صبح ازل یہ مجھ سے کہا جبرئیل نے

‎جو عقل کا غلام ہو، وہ دل نہ کر قبول

Gibriel on Creation’s Early Morn, a piece of useful counsel gave:

He bade me not accept a heart enchained by mind of man like a slave.

We do ourselves a great disservice when we limit ourselves to fact and figures and repress the instinct and dampen the natural desire to dream, to believe, and to feel.

Science follows a rhythm, a pattern that gives our thinking process a form and direction, when our curiosity wreaks havoc and searches for answers. And the equilibrium between the both is what we understand as life.

One of mankind’s greatest philosophical questions has been the persistent need to explain our existence. What are we here for? Where do we come from? These are broadly understood as the existential dilemma—a philosophical question that religion answers by lending us purpose, a moral framework, a code of conduct and raising us to be more than just animals to conscientious sentient self-aware people with soul, emotion and rationale. Without the driving forces of emotions and passions, many inventions may never have come into existence.
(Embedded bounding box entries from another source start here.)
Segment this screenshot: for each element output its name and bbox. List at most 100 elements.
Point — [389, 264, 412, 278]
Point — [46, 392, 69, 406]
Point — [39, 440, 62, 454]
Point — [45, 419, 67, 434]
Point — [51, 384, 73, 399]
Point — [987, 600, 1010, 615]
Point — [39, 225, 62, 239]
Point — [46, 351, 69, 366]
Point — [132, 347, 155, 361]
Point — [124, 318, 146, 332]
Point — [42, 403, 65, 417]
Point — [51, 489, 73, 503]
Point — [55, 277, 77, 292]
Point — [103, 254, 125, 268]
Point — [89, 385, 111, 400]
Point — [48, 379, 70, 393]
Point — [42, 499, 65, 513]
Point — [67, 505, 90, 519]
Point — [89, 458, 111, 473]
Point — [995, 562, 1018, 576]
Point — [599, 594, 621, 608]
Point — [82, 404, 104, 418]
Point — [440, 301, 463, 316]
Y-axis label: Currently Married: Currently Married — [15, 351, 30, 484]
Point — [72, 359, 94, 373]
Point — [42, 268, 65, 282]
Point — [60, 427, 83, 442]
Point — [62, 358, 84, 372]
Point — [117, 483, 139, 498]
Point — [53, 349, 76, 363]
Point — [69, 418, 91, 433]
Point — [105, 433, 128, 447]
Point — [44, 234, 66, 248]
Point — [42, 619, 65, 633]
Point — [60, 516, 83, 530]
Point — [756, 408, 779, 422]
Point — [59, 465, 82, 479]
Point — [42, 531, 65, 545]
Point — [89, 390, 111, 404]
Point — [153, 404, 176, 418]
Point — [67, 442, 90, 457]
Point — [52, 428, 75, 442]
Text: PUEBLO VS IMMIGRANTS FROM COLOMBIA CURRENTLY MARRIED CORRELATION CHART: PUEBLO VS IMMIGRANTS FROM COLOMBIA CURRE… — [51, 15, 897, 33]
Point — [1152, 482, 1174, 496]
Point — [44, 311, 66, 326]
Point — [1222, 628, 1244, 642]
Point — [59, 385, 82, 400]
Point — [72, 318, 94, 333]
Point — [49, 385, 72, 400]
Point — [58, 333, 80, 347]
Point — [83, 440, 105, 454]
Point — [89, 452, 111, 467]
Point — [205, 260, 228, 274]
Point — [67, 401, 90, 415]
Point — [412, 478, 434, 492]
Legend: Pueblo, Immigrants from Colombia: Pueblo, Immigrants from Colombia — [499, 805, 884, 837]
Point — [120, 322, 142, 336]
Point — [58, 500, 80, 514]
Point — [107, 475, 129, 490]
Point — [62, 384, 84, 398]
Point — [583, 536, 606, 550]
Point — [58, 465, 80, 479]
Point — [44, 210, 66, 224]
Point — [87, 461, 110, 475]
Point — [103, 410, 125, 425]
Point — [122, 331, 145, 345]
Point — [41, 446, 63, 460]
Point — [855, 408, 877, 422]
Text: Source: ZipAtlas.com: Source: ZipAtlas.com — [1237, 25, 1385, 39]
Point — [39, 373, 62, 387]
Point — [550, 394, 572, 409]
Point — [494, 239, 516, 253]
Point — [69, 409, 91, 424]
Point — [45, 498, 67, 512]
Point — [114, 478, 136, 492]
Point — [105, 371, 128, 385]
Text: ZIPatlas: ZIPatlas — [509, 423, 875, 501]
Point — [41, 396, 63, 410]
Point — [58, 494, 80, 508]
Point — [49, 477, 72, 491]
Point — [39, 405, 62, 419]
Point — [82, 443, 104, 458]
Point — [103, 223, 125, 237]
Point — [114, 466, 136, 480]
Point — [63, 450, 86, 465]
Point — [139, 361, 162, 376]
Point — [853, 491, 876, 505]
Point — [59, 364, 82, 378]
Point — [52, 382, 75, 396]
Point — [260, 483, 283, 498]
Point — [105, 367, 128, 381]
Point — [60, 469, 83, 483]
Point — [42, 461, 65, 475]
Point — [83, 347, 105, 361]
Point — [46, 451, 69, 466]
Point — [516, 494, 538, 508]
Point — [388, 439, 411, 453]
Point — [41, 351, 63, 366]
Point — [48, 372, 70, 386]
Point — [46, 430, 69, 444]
Social and scientific theories both arise when we think of concepts beyond what is considered as rational. The notion of infinity, now widely accepted and put into practice is itself a testimony of how even science cannot escape the abstract principles of the universe. In philosophy, the idea of infinitude is a metaphysical concept that is linked to transcendence, beyond the limits of all possible experience and knowledge. Infinity stretches the boundaries of all disciplines across all frontiers. ‘Black holes’ are another scientific theory that toys with the limits of rationality and makes us realize that there are some things bigger than anything our limited human comprehension can ever perceive.

Epigenetics tells us that our experiences become a part of our genetic encoding, that an experience can translate itself into the chemical arrangement of our molecular biology. Art influences these experiences. One cannot separate the two disciplines; indeed, the wall between art and science exists only in our mind.

In reality, none could have survived without the other.

Holistically, both disciplines teach us one very crucial thing; everything that exists in this world operates on the idea of codependence — regardless of how minimal — to progress and that isolation and creating divisions between things does not lead to the best possible outcomes. Our power lies in codependence and coexistence and the purpose of knowledge is to open your mind to new thoughts and possibilities through the intersection of ideas.

A person looking at a giant multicoloured cube will always think that it is entirely the same colour he sees from his perspective, until he is informed of the other sides to view the cube from as well.